2°) Sauf erreur de notre part, cette méthode d’attentats n’est employée que par des individus issus du monde arabo-musulman. Ils se réclament d’une idéologie fondée sur la conquête et le djihad qui, en définitive, nous concéderait la dhimmitude.
3°) Ils ne visent pas forcément des troupes d’occupation, ni des « occidentaux », mais le plus souvent leur propre communauté nationale ou religieuse, sunnite ou chiite. Le fait que ces attentats se déroulent dans des mosquées le jour de la prière, sur des stades au cours d’un match ou sur des marchés, les rend intentionnellement très meurtriers…. et totalement incompréhensibles pour nous.
Trois déductions :
1°) L’existence de déviants pour lesquelles la vie humaine est négligeable doit nous inquiéter. L’acte isolé est plus dangereux que les actions organisées. Le premier, spontané et imprévisible, n’exige pas la minutie de la préparation du second et le rend moins susceptible d’être découvert avant son exécution.
Or, l’enseignement de la haine de l’occident dans certains manuels scolaires a pris une telle ampleur que le nombre de fanatiques (ou de décérébrés) devient considérable. Il faut donc mettre fin à ces complaisances, qui non seulement nous mettent en danger, mais de plus témoignent d’une soumission prématurée humiliante, « d’une reddition préventive » (Guy Millière).
2°) La ferveur des nouveaux convertis, Polyeucte des temps modernes, augmente encore le nombre de candidats au suicide. Ils sont d’autant plus dangereux qu’ils disposent, pour de multiples raisons, de plus grandes facilités de déplacement. La vigilance doit s’exercer sur les officines à conversion.
3°) Le monde occidental ne peut plus vivre « hors de toute convivialité sociale » (Benoît XVI).
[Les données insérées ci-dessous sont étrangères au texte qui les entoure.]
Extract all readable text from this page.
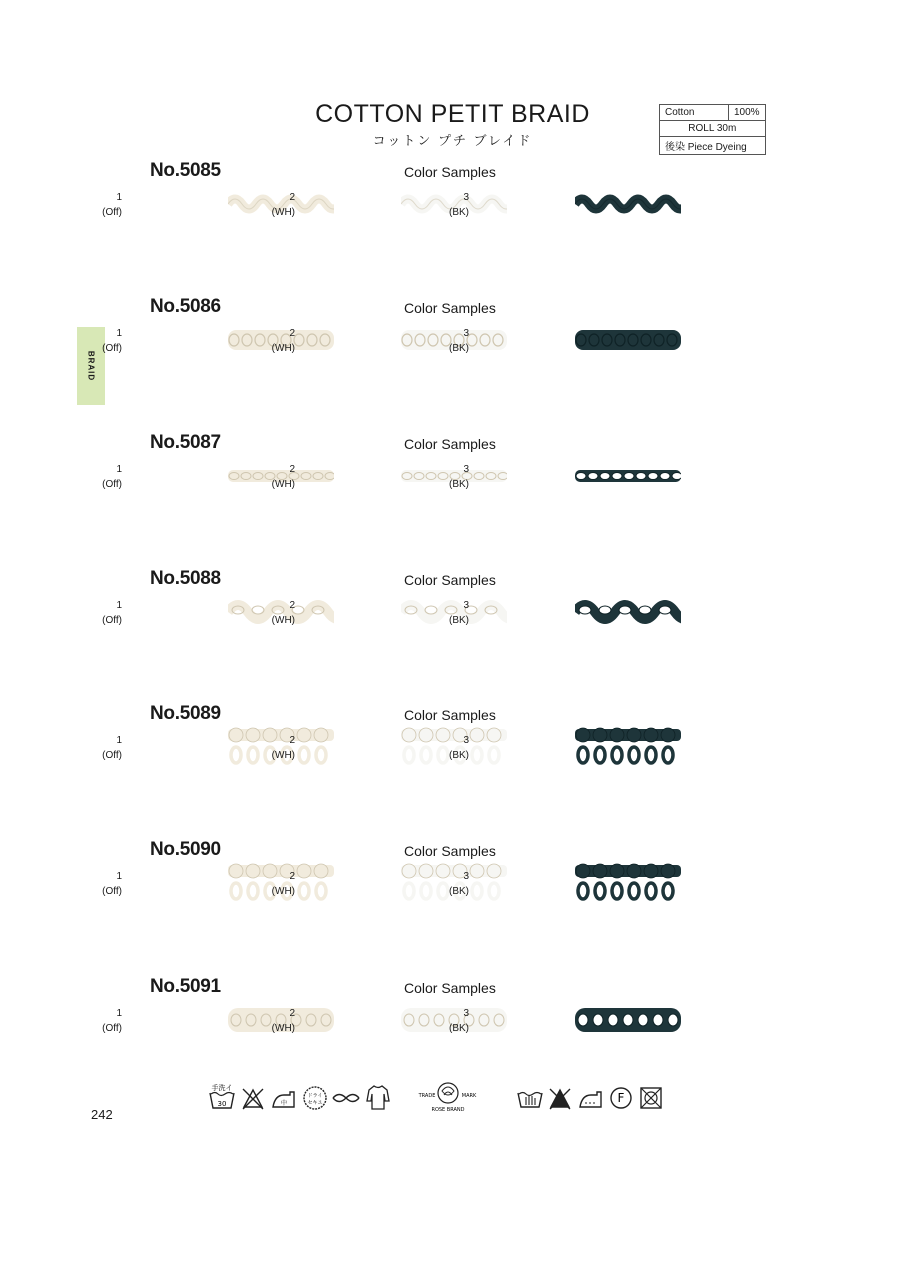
COTTON PETIT BRAID
コットン プチ ブレイド
Cotton	100%
ROLL 30m
後染 Piece Dyeing
BRAID
No.5085	Color Samples
1
(Off)
2
(WH)
3
(BK)
No.5086	Color Samples
1
(Off)
2
(WH)
3
(BK)
No.5087	Color Samples
1
(Off)
2
(WH)
3
(BK)
No.5088	Color Samples
1
(Off)
2
(WH)
3
(BK)
No.5089	Color Samples
1
(Off)
2
(WH)
3
(BK)
No.5090	Color Samples
1
(Off)
2
(WH)
3
(BK)
No.5091	Color Samples
1
(Off)
2
(WH)
3
(BK)
手洗イ
30	中
ドライ
セキユ
TRADE	MARK
ROSE BRAND
F
242
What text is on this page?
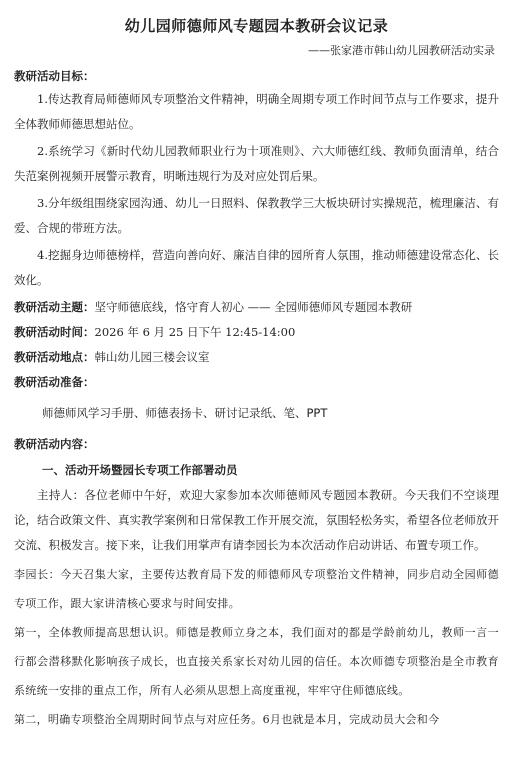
幼儿园师德师风专题园本教研会议记录

——张家港市韩山幼儿园教研活动实录

教研活动目标：

1.传达教育局师德师风专项整治文件精神，明确全周期专项工作时间节点与工作要求，提升全体教师师德思想站位。

2.系统学习《新时代幼儿园教师职业行为十项准则》、六大师德红线、教师负面清单，结合失范案例视频开展警示教育，明晰违规行为及对应处罚后果。

3.分年级组围绕家园沟通、幼儿一日照料、保教教学三大板块研讨实操规范，梳理廉洁、有爱、合规的带班方法。

4.挖掘身边师德榜样，营造向善向好、廉洁自律的园所育人氛围，推动师德建设常态化、长效化。

教研活动主题：坚守师德底线，恪守育人初心 —— 全园师德师风专题园本教研

教研活动时间：2026 年 6 月 25 日下午 12:45-14:00

教研活动地点：韩山幼儿园三楼会议室

教研活动准备：

师德师风学习手册、师德表扬卡、研讨记录纸、笔、PPT

教研活动内容：

一、活动开场暨园长专项工作部署动员

主持人：各位老师中午好，欢迎大家参加本次师德师风专题园本教研。今天我们不空谈理论，结合政策文件、真实教学案例和日常保教工作开展交流，氛围轻松务实，希望各位老师放开交流、积极发言。接下来，让我们用掌声有请李园长为本次活动作启动讲话、布置专项工作。

李园长：今天召集大家，主要传达教育局下发的师德师风专项整治文件精神，同步启动全园师德专项工作，跟大家讲清核心要求与时间安排。

第一，全体教师提高思想认识。师德是教师立身之本，我们面对的都是学龄前幼儿，教师一言一行都会潜移默化影响孩子成长，也直接关系家长对幼儿园的信任。本次师德专项整治是全市教育系统统一安排的重点工作，所有人必须从思想上高度重视，牢牢守住师德底线。

第二，明确专项整治全周期时间节点与对应任务。6月也就是本月，完成动员大会和今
Il ne peut plus vivre dans la crainte de s’exprimer et la hantise de se déplacer.
Il ne peut pas accepter l’effondrement de son économie pour se prémunir contre les attentats.
Il ne suffit pas de soumettre à des contrôles accrus « les voyageurs provenant de quatorze pays tiers considérés comme des soutiens au terrorisme » (3). Il faut rompre avec les pays qui abritent des terroristes et les financent, ainsi qu’avec ceux qui se montrent incapables d’en venir à bout (4). Il faut soutenir les gouvernements qui luttent pour éviter leur propre subversion et, dans nos pays, les personnalités religieuses modérées qui condamnent ces crimes.
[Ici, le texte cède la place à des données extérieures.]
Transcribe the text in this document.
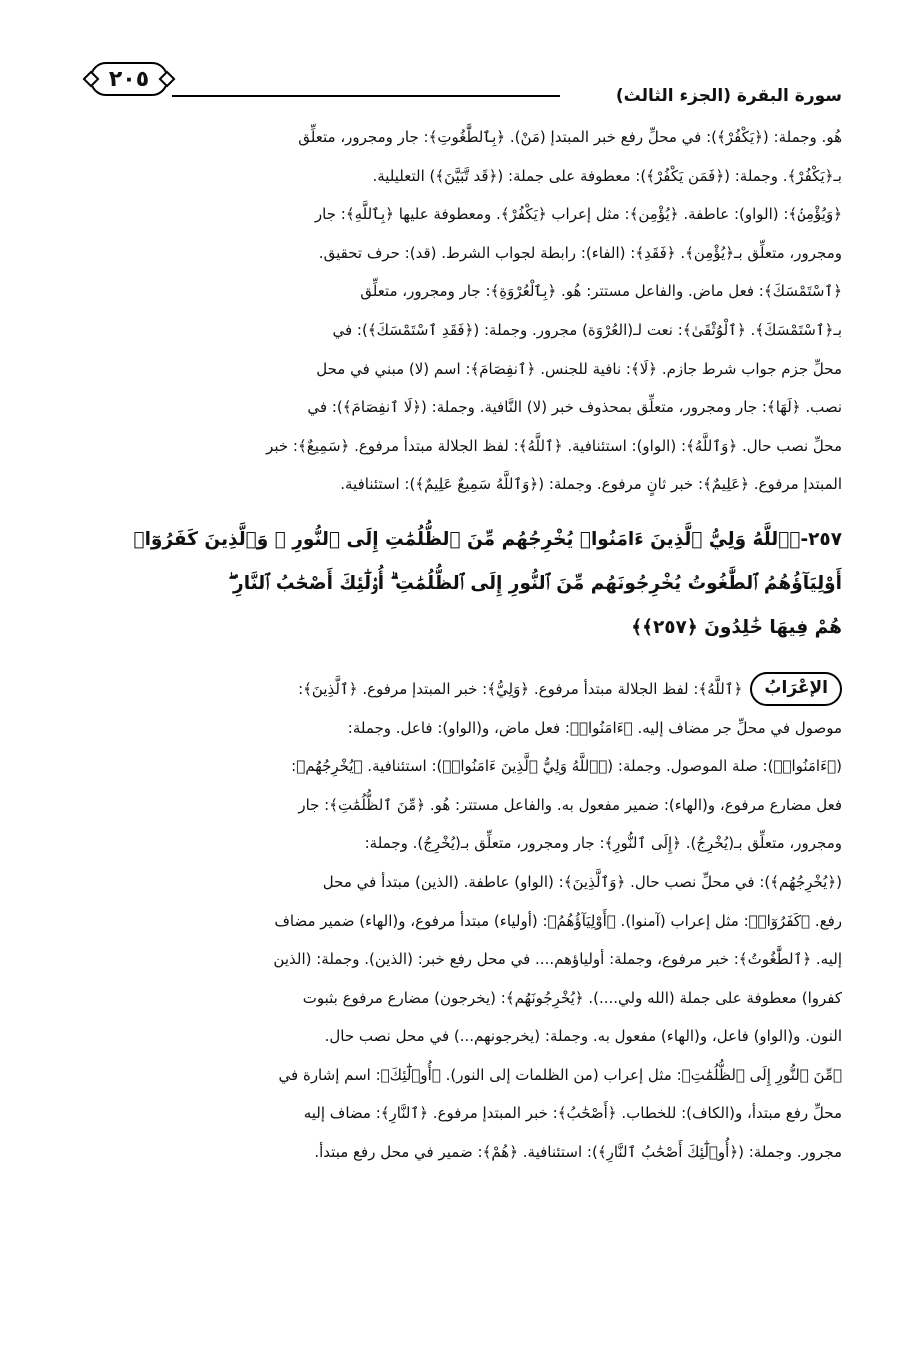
سورة البقرة (الجزء الثالث)
٢٠٥
هُو. وجملة: (﴿يَكْفُرْ﴾): في محلِّ رفع خبر المبتدإ (مَنْ). ﴿بِٱلطَّٰغُوتِ﴾: جار ومجرور، متعلِّق
بـ﴿يَكْفُرْ﴾. وجملة: (﴿فَمَن يَكْفُرْ﴾): معطوفة على جملة: (﴿قَد تَّبَيَّنَ﴾) التعليلية.
﴿وَيُؤْمِنۢ﴾: (الواو): عاطفة. ﴿يُؤْمِن﴾: مثل إعراب ﴿يَكْفُرْ﴾. ومعطوفة عليها ﴿بِٱللَّهِ﴾: جار
ومجرور، متعلِّق بـ﴿يُؤْمِن﴾. ﴿فَقَدِ﴾: (الفاء): رابطة لجواب الشرط. (قد): حرف تحقيق.
﴿ٱسْتَمْسَكَ﴾: فعل ماض. والفاعل مستتر: هُو. ﴿بِٱلْعُرْوَةِ﴾: جار ومجرور، متعلِّق
بـ﴿ٱسْتَمْسَكَ﴾. ﴿ٱلْوُثْقَىٰ﴾: نعت لـ(العُرْوَة) مجرور. وجملة: (﴿فَقَدِ ٱسْتَمْسَكَ﴾): في
محلِّ جزم جواب شرط جازم. ﴿لَا﴾: نافية للجنس. ﴿ٱنفِصَامَ﴾: اسم (لا) مبني في محل
نصب. ﴿لَهَا﴾: جار ومجرور، متعلِّق بمحذوف خبر (لا) النَّافية. وجملة: (﴿لَا ٱنفِصَامَ﴾): في
محلِّ نصب حال. ﴿وَٱللَّهُ﴾: (الواو): استئنافية. ﴿ٱللَّهُ﴾: لفظ الجلالة مبتدأ مرفوع. ﴿سَمِيعٌ﴾: خبر
المبتدإ مرفوع. ﴿عَلِيمٌ﴾: خبر ثانٍ مرفوع. وجملة: (﴿وَٱللَّهُ سَمِيعٌ عَلِيمٌ﴾): استئنافية.
٢٥٧-﴿ٱللَّهُ وَلِيُّ ٱلَّذِينَ ءَامَنُوا۟ يُخْرِجُهُم مِّنَ ٱلظُّلُمَٰتِ إِلَى ٱلنُّورِ ۖ وَٱلَّذِينَ كَفَرُوٓا۟
أَوْلِيَآؤُهُمُ ٱلطَّٰغُوتُ يُخْرِجُونَهُم مِّنَ ٱلنُّورِ إِلَى ٱلظُّلُمَٰتِ ۗ أُو۟لَٰٓئِكَ أَصْحَٰبُ ٱلنَّارِ ۖ
هُمْ فِيهَا خَٰلِدُونَ ﴿٢٥٧﴾﴾
الإعْرَابُ
﴿ٱللَّهُ﴾: لفظ الجلالة مبتدأ مرفوع. ﴿وَلِيُّ﴾: خبر المبتدإ مرفوع. ﴿ٱلَّذِينَ﴾:
موصول في محلِّ جر مضاف إليه. ﴿ءَامَنُوا۟﴾: فعل ماض، و(الواو): فاعل. وجملة:
(﴿ءَامَنُوا۟﴾): صلة الموصول. وجملة: (﴿ٱللَّهُ وَلِيُّ ٱلَّذِينَ ءَامَنُوا۟﴾): استئنافية. ﴿يُخْرِجُهُم﴾:
فعل مضارع مرفوع، و(الهاء): ضمير مفعول به. والفاعل مستتر: هُو. ﴿مِّنَ ٱلظُّلُمَٰتِ﴾: جار
ومجرور، متعلِّق بـ(يُخْرِجُ). ﴿إِلَى ٱلنُّورِ﴾: جار ومجرور، متعلِّق بـ(يُخْرِجُ). وجملة:
(﴿يُخْرِجُهُم﴾): في محلِّ نصب حال. ﴿وَٱلَّذِينَ﴾: (الواو) عاطفة. (الذين) مبتدأ في محل
رفع. ﴿كَفَرُوٓا۟﴾: مثل إعراب (آمنوا). ﴿أَوْلِيَآؤُهُمُ﴾: (أولياء) مبتدأ مرفوع، و(الهاء) ضمير مضاف
إليه. ﴿ٱلطَّٰغُوتُ﴾: خبر مرفوع، وجملة: أولياؤهم.... في محل رفع خبر: (الذين). وجملة: (الذين
كفروا) معطوفة على جملة (الله ولي....). ﴿يُخْرِجُونَهُم﴾: (يخرجون) مضارع مرفوع بثبوت
النون. و(الواو) فاعل، و(الهاء) مفعول به. وجملة: (يخرجونهم...) في محل نصب حال.
﴿مِّنَ ٱلنُّورِ إِلَى ٱلظُّلُمَٰتِ﴾: مثل إعراب (من الظلمات إلى النور). ﴿أُو۟لَٰٓئِكَ﴾: اسم إشارة في
محلِّ رفع مبتدأ، و(الكاف): للخطاب. ﴿أَصْحَٰبُ﴾: خبر المبتدإ مرفوع. ﴿ٱلنَّارِ﴾: مضاف إليه
مجرور. وجملة: (﴿أُو۟لَٰٓئِكَ أَصْحَٰبُ ٱلنَّارِ﴾): استئنافية. ﴿هُمْ﴾: ضمير في محل رفع مبتدأ.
Si « l’apocalypse » est inévitable, au moins aurons-nous tenté de la retarder.
1- Apocalypse de Jean, verset 6.
2- Rencontre du Pape avec les représentants musulmans à l’archevêché de Cologne. Décembre 2005.
3- Le Figaro du 4 janvier 2010.
4- La France accorde 500 millions d’euros au Liban (Le Figaro, 23 décembre 2009), pays dont les nationaux figurent sur la liste des voyageurs soumis à un contrôle accru, et dont une faction, qui dispose de ministres dans son gouvernement, entretient une milice armée.